Colaborando com a RAIZ

A técnica artesanal de impressão tendo como base tacos, pedaços de madeira, remonta à Antiguidade, as civilizações orientais, presumindo-se que o primeiro trabalho ilustrado por xilogravura tenha ocorrido no ano de 868, com a publicidade de Sutra Diamante, na China.

O processo de reproduzir imagens de fontes originais em madeira gravada ampliou a circulação de informações e manifestações artísticas, imprimindo-se, nas oficinas e tinturarias, figuras, símbolos ou palavras, em papéis e tecidos.

A tecnologia da xilogravura chega ao Ocidente, mais precisamente à Europa, no século XIV, segundo informa Joseph M. Luyton, graças ao trabalho da Igreja Católica, difundindo, e muito, o emprego das matrizes em madeira para copiar santos e cenas bíblicas. Assim, essa técnica alcança vários países, diversificando a produção de imagens com as mais distintas finalidades ilustrativas. Os historiadores de arte atribuem o crédito de mais antigo documento xilogravado da Europa a uma ilustração em papel da Virgem de Malines, na França.
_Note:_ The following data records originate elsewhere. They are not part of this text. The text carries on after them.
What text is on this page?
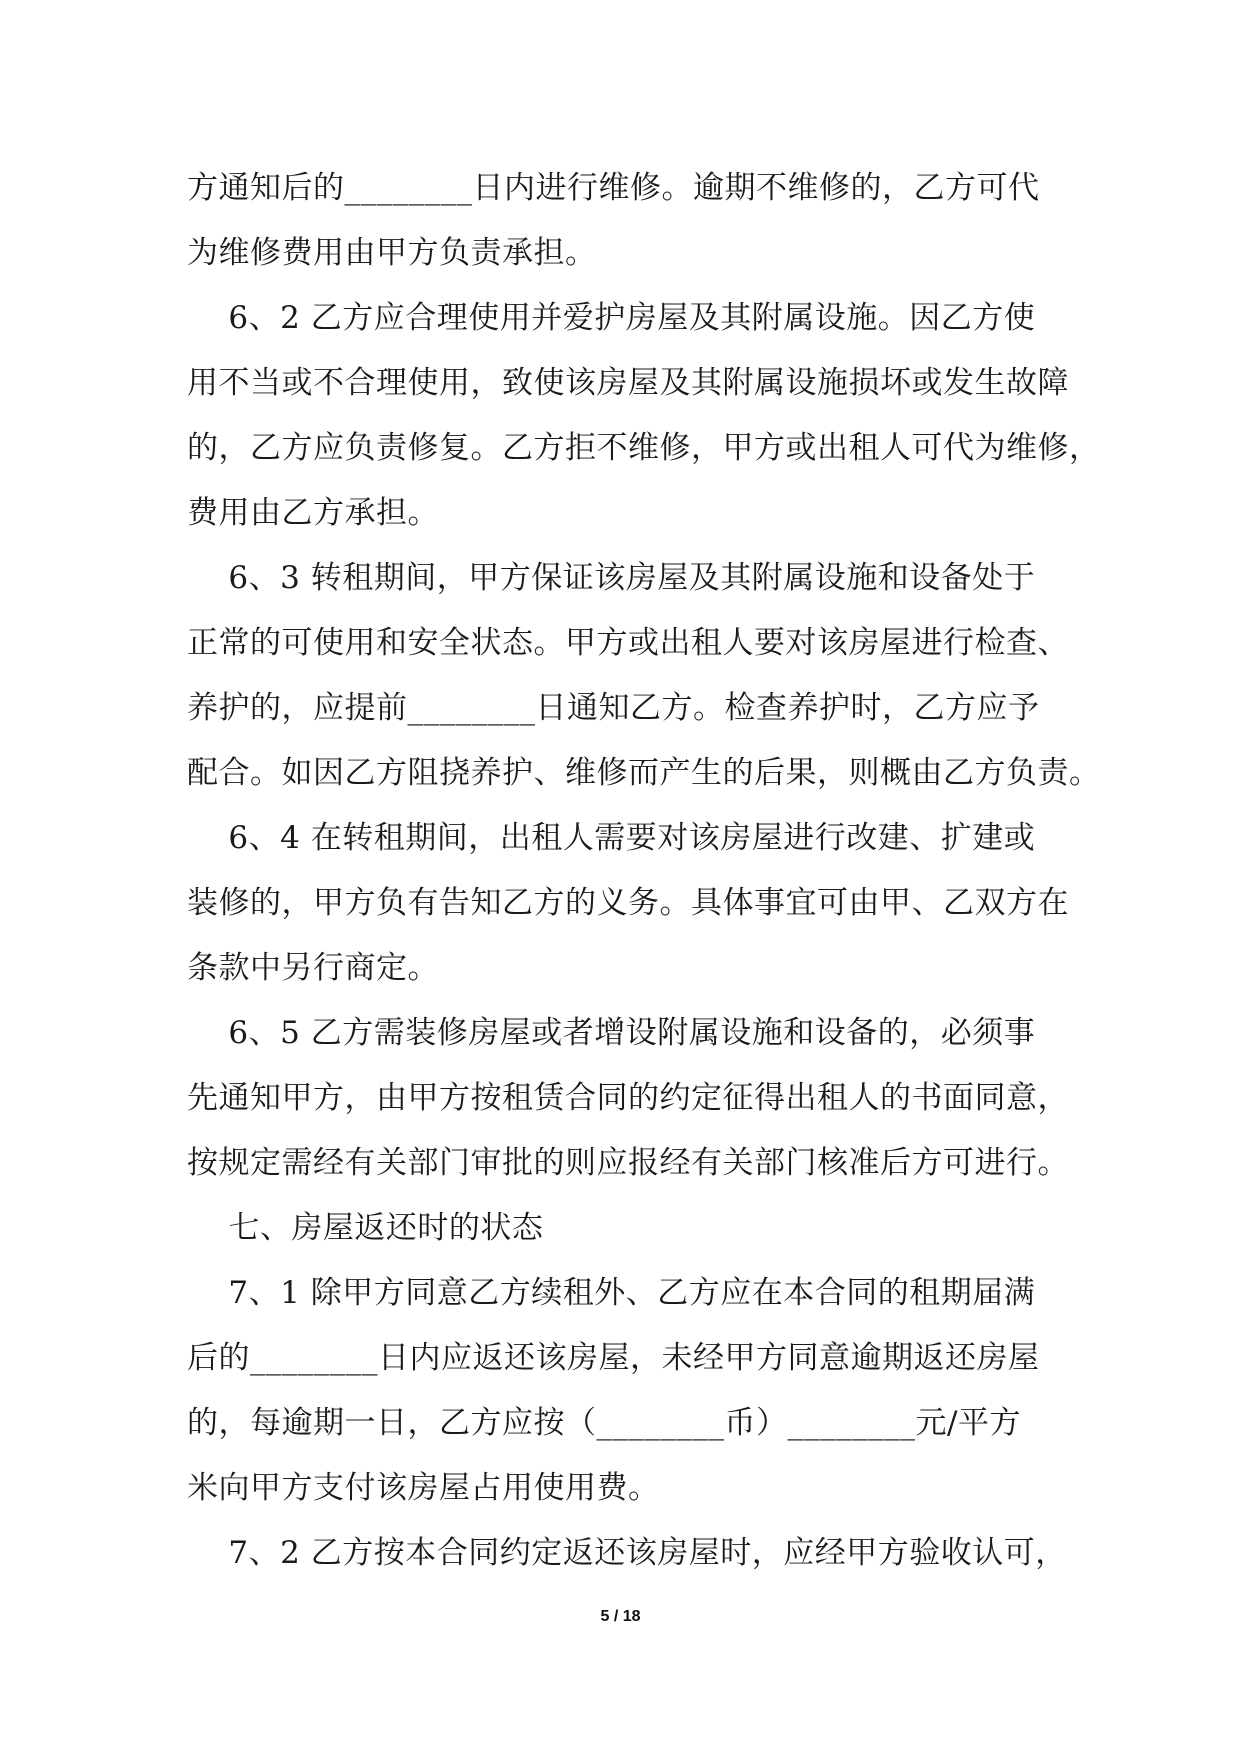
方通知后的________日内进行维修。逾期不维修的，乙方可代
为维修费用由甲方负责承担。
6、2 乙方应合理使用并爱护房屋及其附属设施。因乙方使
用不当或不合理使用，致使该房屋及其附属设施损坏或发生故障
的，乙方应负责修复。乙方拒不维修，甲方或出租人可代为维修，
费用由乙方承担。
6、3 转租期间，甲方保证该房屋及其附属设施和设备处于
正常的可使用和安全状态。甲方或出租人要对该房屋进行检查、
养护的，应提前________日通知乙方。检查养护时，乙方应予
配合。如因乙方阻挠养护、维修而产生的后果，则概由乙方负责。
6、4 在转租期间，出租人需要对该房屋进行改建、扩建或
装修的，甲方负有告知乙方的义务。具体事宜可由甲、乙双方在
条款中另行商定。
6、5 乙方需装修房屋或者增设附属设施和设备的，必须事
先通知甲方，由甲方按租赁合同的约定征得出租人的书面同意，
按规定需经有关部门审批的则应报经有关部门核准后方可进行。
七、房屋返还时的状态
7、1 除甲方同意乙方续租外、乙方应在本合同的租期届满
后的________日内应返还该房屋，未经甲方同意逾期返还房屋
的，每逾期一日，乙方应按（________币）________元/平方
米向甲方支付该房屋占用使用费。
7、2 乙方按本合同约定返还该房屋时，应经甲方验收认可，
5 / 18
No Brasil, as missões religiosas católicas também foram responsáveis pelo emprego da xilogravura, multiplicando textos de orações e estampas de santos, o que muito colaborou no processo de catequese e fixação da religião oficial da época.

A popularização da técnica concentrou-se, porém, no Nordeste, fortemente vinculada à produção de folhetos de literatura de cordel.
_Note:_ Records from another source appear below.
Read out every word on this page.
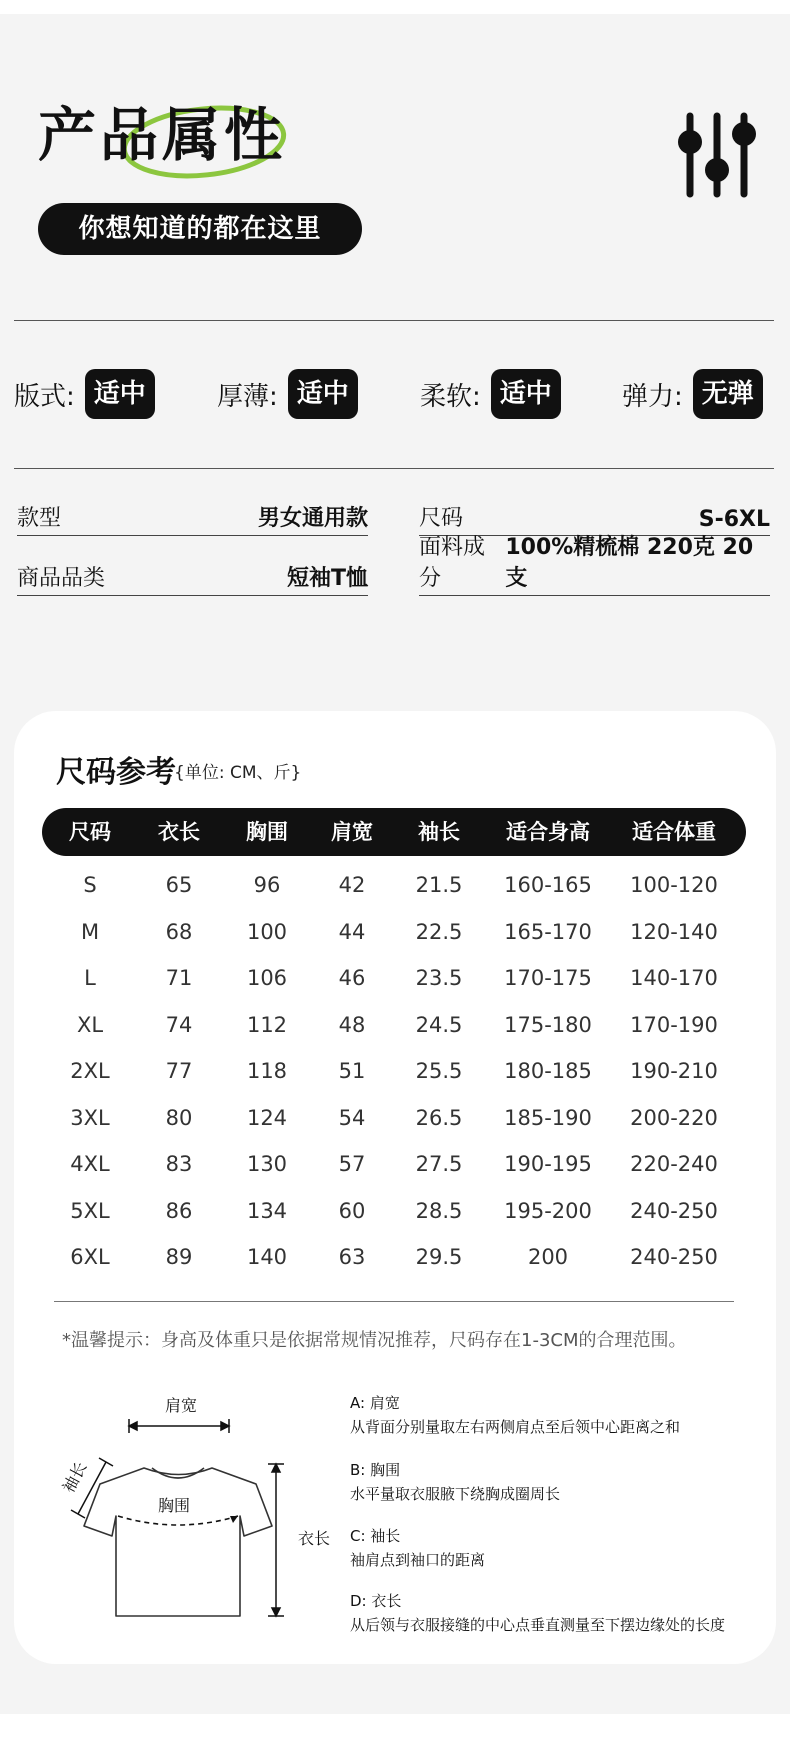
产品属性
你想知道的都在这里
版式: 适中	厚薄: 适中	柔软: 适中	弹力: 无弹
款型	男女通用款 尺码	S-6XL
商品品类	短袖T恤
面料成分
100%精梳棉 220克 20支
尺码参考
{单位: CM、斤}
尺码 衣长 胸围 肩宽 袖长 适合身高 适合体重
S	65	96	42 21.5 160-165 100-120
M	68	100 44 22.5 165-170 120-140
L	71	106 46 23.5 170-175 140-170
XL	74	112 48 24.5 175-180 170-190
2XL	77	118 51 25.5 180-185 190-210
3XL	80	124 54 26.5 185-190 200-220
4XL	83	130 57 27.5 190-195 220-240
5XL	86	134 60 28.5 195-200 240-250
6XL	89	140 63 29.5	200	240-250
*温馨提示：身高及体重只是依据常规情况推荐，尺码存在1-3CM的合理范围。
肩宽
胸围
衣长
袖长
A: 肩宽
从背面分别量取左右两侧肩点至后领中心距离之和
B: 胸围
水平量取衣服腋下绕胸成圈周长
C: 袖长
袖肩点到袖口的距离
D: 衣长
从后领与衣服接缝的中心点垂直测量至下摆边缘处的长度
A xilogravura das capas, originalmente única ilustração da obra, aliás, insinua o que o artesão quer revelar do teor do folheto, com intenção de tornar a venda mais direta e eficaz. Isso até hoje acontece, vendo-se, ainda, inclusão de fotografias, desenhos e até ilustrações em cores nas capas dos também chamados cordéis.

J. Borges - Divulgação
J. Borges – Divulgação

O trabalho do xilógrafo casa-se com o do poeta, naturalmente, na maioria dos casos, unificando os afazeres de tipógrafo, gravador, escritor e, principalmente, comunicador social. Esse conjunto de habilidades concentra-se nos romances, nas histórias e nos temas gerais da literatura de cordel, cujo público é certo, alcançando milhares de pessoas.

São assuntos contemporâneos, temas religiosos, geralmente aqueles mais fincados na religiosidade popular, como Padre Cícero; são heróis, mitos – Lampião no Inferno; são também assuntos medievais, como Carlos Magno e os doze pares de França, fazendo com que as capas dos folhetos, ilustrações em xilogravuras, conformem uma incalculável memória iconográfica no correr dos tempos.

O xilogravador retém no taco de madeira um território concentrado da criação ou ainda da manutenção iconográfica de temas, estilos e soluções estéticas peculiares ao rico e amplo imaginário da Região Nordeste. O mestre xilógrafo traduz memórias remotas de seus ancestrais mestres na arte de gravar com o uso de goivas, estiletes, faquinhas e outros instrumentos inventados ou recriados, um caminho de arte e de expressão que ocupa um dos lugares mais notáveis da nossa arte popular.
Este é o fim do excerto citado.